In a hash table, data are stored in an array format. What differentiates them is the use of “hashing,” whereby keys are transformed into array indices (“hash codes”) using a hash function. Each key then has associated values, like a dictionary. The key/value pairs are distributed uniformly across an array, and can be accessed using the key in O(1) time.

A hash function could pursue many different strategies to transform a key to a hash code. For example, if we were storing names we could take the modulo of the sum of the ASCII codes and the size of the array. If we had advanced knowledge of all possible keys it is theoretically possible to create a “perfect” hash function that uniquely assigns all keys without any ending up in the same place, but typically we will need to be more flexible.

In the case of collisions - where two or more keys end up in the same index position - we have some options:

  • Open addressing: In this case, elements can be put somewhere other than their calculated address. For example, we could use linear probing and simply assign the element to the next free location in the array.
  • Closed addressing: Alternatively, we can prohibit elements from being stored somewhere other than their calculated address. In such cases we can utilize chaining, where each array index is the head of a linked list.
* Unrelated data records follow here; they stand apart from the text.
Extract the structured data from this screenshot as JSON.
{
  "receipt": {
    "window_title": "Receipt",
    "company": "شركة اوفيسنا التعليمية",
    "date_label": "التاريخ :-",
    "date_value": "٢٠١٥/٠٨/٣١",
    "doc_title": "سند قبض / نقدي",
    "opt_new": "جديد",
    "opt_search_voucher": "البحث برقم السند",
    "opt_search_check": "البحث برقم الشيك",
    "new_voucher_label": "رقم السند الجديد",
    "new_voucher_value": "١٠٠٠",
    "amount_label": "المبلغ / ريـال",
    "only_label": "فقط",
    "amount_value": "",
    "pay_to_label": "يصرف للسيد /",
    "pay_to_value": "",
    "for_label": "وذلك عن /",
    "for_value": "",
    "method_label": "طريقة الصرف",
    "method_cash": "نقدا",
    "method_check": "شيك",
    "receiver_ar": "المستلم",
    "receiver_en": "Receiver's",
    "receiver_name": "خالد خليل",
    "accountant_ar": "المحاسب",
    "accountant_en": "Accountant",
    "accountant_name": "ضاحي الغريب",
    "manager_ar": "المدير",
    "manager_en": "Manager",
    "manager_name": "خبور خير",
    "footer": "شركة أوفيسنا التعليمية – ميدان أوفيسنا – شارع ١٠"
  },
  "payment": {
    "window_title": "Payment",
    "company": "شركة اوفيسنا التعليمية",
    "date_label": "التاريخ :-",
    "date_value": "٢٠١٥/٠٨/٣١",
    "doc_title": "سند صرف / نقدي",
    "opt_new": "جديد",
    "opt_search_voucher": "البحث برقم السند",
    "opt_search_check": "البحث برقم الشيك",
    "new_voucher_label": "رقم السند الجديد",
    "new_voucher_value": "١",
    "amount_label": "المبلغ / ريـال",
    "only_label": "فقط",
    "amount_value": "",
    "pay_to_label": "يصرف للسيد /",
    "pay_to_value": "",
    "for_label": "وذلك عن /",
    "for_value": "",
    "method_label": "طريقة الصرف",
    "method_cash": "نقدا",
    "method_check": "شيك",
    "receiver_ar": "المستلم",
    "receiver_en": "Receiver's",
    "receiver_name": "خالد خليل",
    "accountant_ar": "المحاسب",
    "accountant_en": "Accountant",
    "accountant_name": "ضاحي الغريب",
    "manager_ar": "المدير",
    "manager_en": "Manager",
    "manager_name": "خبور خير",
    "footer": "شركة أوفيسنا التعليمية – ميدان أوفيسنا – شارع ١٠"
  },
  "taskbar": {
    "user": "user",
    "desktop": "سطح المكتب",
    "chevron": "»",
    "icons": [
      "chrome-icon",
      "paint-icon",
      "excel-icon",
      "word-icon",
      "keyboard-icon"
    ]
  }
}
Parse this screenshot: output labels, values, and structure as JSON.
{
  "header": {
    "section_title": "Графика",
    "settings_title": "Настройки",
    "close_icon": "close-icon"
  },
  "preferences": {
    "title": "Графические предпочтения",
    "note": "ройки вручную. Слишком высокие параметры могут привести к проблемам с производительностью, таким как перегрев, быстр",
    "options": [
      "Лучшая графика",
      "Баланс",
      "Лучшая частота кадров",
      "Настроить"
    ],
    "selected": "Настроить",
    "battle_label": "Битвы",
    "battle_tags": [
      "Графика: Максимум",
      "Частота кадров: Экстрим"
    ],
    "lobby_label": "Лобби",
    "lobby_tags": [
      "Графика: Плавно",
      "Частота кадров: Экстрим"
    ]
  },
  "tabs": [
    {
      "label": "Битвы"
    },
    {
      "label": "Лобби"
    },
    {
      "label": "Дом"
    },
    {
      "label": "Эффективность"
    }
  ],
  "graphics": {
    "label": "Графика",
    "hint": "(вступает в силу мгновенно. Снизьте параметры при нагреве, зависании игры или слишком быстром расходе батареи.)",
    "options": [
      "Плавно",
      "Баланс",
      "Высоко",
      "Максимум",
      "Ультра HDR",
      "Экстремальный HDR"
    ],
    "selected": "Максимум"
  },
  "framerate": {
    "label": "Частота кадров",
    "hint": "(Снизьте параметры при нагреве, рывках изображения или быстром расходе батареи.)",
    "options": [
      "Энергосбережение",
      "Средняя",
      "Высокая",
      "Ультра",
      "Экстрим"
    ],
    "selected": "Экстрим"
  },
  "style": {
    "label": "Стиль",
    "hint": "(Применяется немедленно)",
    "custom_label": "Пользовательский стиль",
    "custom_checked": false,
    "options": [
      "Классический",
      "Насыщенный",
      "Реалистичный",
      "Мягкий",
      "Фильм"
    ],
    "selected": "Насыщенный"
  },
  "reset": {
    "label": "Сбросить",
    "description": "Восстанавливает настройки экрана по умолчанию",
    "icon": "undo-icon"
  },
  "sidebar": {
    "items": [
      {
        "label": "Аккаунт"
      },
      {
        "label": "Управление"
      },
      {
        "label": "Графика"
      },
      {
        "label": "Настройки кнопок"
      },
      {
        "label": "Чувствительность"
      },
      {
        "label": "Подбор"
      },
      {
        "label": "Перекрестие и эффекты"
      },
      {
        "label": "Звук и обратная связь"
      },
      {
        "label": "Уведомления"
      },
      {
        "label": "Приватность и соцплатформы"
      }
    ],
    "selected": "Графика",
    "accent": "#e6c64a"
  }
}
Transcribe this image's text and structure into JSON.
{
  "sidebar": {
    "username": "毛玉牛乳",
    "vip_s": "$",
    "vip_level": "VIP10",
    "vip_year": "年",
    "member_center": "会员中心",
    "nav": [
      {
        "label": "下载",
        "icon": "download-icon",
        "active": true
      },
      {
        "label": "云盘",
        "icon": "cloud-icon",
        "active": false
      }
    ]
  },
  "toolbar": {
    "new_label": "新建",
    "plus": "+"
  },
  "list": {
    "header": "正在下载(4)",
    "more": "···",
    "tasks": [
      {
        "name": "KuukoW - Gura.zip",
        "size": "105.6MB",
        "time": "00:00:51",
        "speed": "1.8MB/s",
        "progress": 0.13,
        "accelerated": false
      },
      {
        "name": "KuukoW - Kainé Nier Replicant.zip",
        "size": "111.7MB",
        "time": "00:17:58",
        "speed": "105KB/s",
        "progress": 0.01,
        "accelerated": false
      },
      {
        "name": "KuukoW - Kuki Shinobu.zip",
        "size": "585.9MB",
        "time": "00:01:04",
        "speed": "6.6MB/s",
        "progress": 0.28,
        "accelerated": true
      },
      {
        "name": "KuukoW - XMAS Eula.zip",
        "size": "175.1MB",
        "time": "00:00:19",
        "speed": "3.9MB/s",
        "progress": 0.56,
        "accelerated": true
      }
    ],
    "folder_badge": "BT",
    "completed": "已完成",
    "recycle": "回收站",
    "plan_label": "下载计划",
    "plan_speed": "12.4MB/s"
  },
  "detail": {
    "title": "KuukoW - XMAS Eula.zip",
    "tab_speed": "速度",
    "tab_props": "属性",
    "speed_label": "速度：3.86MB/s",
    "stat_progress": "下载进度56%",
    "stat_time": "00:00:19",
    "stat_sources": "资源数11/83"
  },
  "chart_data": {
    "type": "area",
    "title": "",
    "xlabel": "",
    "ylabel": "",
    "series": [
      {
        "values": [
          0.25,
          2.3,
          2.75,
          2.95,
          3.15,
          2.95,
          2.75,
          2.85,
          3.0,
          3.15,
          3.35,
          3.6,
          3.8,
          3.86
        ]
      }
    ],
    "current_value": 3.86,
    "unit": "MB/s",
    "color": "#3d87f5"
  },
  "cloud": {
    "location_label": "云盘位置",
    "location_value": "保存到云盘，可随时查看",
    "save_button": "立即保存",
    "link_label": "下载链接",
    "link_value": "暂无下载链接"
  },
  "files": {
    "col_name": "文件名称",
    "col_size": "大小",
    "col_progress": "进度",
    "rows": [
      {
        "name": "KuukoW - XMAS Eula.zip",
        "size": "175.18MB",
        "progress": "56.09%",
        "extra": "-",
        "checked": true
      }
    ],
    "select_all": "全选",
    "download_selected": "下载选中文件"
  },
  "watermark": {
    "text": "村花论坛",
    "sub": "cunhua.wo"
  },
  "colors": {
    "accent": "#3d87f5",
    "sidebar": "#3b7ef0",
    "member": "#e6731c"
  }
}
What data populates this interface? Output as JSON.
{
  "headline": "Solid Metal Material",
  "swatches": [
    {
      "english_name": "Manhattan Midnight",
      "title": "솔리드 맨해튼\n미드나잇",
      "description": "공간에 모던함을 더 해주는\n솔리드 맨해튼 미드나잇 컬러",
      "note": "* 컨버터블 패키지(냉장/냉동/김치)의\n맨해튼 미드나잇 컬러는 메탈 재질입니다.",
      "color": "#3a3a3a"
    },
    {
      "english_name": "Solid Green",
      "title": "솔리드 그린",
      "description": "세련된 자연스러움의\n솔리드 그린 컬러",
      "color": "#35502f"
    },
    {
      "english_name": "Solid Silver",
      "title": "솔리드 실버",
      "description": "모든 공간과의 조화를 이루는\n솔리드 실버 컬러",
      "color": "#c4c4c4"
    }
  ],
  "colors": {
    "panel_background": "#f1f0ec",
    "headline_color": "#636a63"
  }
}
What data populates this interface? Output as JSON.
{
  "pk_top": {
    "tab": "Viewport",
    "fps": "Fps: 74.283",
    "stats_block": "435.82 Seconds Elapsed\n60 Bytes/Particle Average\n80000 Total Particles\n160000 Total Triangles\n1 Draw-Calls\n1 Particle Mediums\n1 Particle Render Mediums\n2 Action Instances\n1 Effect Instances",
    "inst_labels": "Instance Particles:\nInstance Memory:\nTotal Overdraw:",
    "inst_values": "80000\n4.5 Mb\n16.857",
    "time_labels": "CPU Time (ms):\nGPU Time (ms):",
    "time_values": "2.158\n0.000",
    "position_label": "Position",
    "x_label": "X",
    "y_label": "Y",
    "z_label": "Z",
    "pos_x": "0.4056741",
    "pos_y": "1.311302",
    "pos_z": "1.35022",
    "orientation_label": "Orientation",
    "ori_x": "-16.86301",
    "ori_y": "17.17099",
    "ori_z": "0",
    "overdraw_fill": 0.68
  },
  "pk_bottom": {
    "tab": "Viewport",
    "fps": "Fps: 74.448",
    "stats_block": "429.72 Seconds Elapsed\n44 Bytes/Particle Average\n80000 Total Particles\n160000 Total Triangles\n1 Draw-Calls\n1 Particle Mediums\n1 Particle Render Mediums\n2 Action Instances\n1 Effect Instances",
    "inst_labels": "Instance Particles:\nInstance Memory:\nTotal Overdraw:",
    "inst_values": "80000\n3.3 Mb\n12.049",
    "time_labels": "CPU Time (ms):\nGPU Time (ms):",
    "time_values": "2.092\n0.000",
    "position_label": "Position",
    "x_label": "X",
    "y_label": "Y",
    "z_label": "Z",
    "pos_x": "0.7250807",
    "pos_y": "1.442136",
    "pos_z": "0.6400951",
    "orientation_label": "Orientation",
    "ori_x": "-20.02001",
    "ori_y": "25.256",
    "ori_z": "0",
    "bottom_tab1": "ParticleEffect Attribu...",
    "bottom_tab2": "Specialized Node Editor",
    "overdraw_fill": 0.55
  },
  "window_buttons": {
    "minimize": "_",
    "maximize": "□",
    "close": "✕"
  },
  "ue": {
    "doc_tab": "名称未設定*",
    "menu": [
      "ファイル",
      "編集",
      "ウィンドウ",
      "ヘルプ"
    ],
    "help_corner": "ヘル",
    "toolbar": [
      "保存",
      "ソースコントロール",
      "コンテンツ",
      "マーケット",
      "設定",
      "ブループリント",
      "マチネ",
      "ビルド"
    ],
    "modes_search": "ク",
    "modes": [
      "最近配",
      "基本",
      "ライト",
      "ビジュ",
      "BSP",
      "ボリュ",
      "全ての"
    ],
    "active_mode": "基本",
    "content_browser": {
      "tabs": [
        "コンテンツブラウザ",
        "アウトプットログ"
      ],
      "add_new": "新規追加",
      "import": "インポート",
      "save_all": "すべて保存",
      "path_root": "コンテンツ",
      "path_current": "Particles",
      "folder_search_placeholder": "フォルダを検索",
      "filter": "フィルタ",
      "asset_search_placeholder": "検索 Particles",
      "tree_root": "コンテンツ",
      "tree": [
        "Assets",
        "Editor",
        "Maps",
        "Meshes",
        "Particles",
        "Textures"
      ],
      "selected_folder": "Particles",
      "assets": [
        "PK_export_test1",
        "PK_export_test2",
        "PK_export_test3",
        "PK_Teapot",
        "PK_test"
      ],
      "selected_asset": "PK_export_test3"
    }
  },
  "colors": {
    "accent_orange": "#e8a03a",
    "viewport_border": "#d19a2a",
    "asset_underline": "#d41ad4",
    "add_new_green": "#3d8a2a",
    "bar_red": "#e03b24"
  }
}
With a closed addressing strategy, hash tables are simply arrays where each index leads to a linked list. This approach combines the advantage of random access with the ability for a data structure to grow and shrink.

Deleting and inserting data is easy with hash tables, and lookup is - on average - better than with linked lists. However, hash tables aren’t ideal if sorting is the goal, as one might as well just use an array in that case. They can also really run the gamut in terms of memory requirements.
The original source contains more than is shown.